Aux origines du cinéma de Sarah Maldoror, née dans le Gers d’une mère française et d’un père guadeloupéen, il y a d’abord le désir de lutter contre le regard des autres, porté en particulier aux Noirs d’ici et d’ailleurs. « Je suis de Guadeloupe, je fais partie des esclaves qui ont été envoyés là-bas, je suis africaine », aimait-elle dire à l’aube d’une trajectoire personnelle et professionnelle qui se nourrira d’une grande diversité de cultures, de cinématographies et d’expériences politiques. Passionnée de théâtre, qu’elle approfondit dans les années 1950 à l’École de la rue Blanche à Paris, la révolte de Sarah Maldoror germe d’un premier constat : l’absence de comédiens – et encore moins de comédiennes – noir.e.s sur les tréteaux parisiens. Avec ses camarades – futurs cinéastes comme l’Ivoirien Timité Bassori ou le Sénégalais Ababacar Samb Makharam, la chanteuse haïtienne Toto Bissainthe et l’acteur Robert Liensol, elle fonde en 1956 la compagnie Les Griots, la première compagnie noire de théâtre en France. La troupe investit les maisons d’étudiants africains pour y jouer Huis clos de Jean-Paul Sartre, Les Nègres de Jean Genet ou Et ces chiens se taisaient d'Aimé Césaire, et dénoncer le ridicule du racisme des Français envers les Noirs. Sarah Maldoror s’imaginait alors dramaturge ou tragédienne, mais cette référence au griot, cet artisan de la parole et du verbe, détenteur des traditions, des mythes et des légendes, forge déjà sa voie de cinéaste. Elle ne l’est pas encore, mais le dialogue qui s’installe à l’époque avec les intellectuels et les artistes proches du mouvement Négritude sera au cœur de tous ses films.

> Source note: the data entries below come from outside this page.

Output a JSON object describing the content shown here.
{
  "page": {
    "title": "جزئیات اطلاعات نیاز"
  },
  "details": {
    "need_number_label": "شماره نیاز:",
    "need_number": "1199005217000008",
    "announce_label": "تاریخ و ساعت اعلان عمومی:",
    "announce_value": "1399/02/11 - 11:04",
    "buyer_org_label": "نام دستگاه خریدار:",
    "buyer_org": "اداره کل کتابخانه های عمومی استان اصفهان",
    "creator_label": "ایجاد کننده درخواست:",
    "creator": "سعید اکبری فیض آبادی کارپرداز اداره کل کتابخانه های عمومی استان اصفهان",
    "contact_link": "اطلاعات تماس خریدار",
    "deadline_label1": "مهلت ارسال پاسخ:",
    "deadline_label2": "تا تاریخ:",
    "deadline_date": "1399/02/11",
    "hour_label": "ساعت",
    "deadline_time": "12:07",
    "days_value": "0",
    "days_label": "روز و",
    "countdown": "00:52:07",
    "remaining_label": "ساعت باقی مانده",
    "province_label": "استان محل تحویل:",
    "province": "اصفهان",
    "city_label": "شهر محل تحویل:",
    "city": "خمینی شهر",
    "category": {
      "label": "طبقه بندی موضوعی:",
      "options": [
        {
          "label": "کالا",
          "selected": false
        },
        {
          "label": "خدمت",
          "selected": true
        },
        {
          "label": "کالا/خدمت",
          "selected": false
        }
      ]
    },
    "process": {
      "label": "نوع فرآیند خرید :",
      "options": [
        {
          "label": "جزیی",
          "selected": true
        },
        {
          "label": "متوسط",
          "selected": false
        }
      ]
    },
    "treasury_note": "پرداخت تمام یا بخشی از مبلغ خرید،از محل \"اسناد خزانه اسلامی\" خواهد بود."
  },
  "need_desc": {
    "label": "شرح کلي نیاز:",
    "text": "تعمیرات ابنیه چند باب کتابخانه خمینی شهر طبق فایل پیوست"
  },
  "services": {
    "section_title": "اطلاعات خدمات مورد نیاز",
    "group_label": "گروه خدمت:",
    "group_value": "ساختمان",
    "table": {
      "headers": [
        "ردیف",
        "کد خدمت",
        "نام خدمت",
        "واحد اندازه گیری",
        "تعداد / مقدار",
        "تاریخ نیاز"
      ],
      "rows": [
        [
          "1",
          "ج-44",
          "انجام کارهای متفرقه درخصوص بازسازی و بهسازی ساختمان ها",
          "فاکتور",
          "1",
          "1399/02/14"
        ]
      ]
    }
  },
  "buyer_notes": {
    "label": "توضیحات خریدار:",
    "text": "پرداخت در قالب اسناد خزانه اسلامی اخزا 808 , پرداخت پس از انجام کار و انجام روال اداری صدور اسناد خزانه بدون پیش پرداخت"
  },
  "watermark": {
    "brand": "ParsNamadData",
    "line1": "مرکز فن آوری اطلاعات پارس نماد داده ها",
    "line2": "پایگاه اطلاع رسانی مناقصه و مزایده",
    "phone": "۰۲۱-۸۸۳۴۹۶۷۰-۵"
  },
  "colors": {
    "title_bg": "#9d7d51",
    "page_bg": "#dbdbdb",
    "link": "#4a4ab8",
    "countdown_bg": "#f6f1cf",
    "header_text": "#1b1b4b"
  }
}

Au sein de la librairie anticolonialiste Présence africaine, où s’expriment toutes les voix militantes de la diaspora du continent, elle rencontre le poète angolais Mário de Andrade, l’un des fondateurs du Mouvement populaire de libération de l’Angola (MPLA) qui deviendra son compagnon dans la vie comme dans la lutte. Un premier voyage en Guinée-Conakry à l’heure effervescente des indépendances aiguise sa conscience politique tout en lui donnant la conviction que le cinéma est le médium le plus à même de raconter l’Afrique en s’inscrivant dans le sillage de ses traditions orales et visuelles. Sur les conseils de Chris Marker, Sarah Maldoror obtient une bourse pour rejoindre le prestigieux Institut national de la cinématographie de l’Union Soviétique (VGIK). À Moscou, sous la houlette de Sergueï Guerassimov et de Marc Donskoï, elle apprend le cinéma aux côtés d’Ousmane Sembène, le réalisateur sénégalais qui, comme elle, chemine de la littérature au septième art.
 
C’est à Alger, capitale d’une nation révolutionnaire qui émerge de la fureur de la guerre d’indépendance, que Sarah Maldoror fait ses premières armes. Ses collaborations aux tournages de La Bataille d’Alger (1966) de Gillo Pontecorvo puis d’Elles, un court métrage documentaire d’Ahmed Lallem qui donne la parole à des lycéennes qui s’interrogent sur la place des femmes dans la nouvelle société algérienne, se révèlent des expériences fondatrices. La jeune assistante comprend très vite que la lutte anticoloniale est aussi une bataille d’images qui invite à la déconstruction des imaginaires autant qu’elle exige des artistes du continent qu’ils les réinventent. « Les chrétiens vont au Vatican, les musulmans à La Mecque et les révolutionnaires à Alger », affirmait Amílcar Cabral, le fondateur du Parti africain pour l’indépendance de la Guinée et du Cap Vert, avec lequel Sarah Maldoror se lie d’amitié. Plus qu’une terre d’accueil pour les intellectuels comme Frantz Fanon ou les militants comme Eldridge Cleaver des Black Panthers, la jeune république algérienne, par l’intermédiaire du département Orientation et Information du Front de libération nationale (FLN), est aussi prête à financer ce cinéma internationaliste qui œuvre au service des indépendances africaines. Elle produira le premier court métrage de Sarah Maldoror, avec la conviction partagée que la culture, et le cinéma en particulier, est une arme de plus contre l’impérialisme. Une stratégie symbolisée par l’organisation du Festival panafricain d’Alger en 1969, sublimé par William Klein et… Sarah Maldoror, qui prête main forte au cadre.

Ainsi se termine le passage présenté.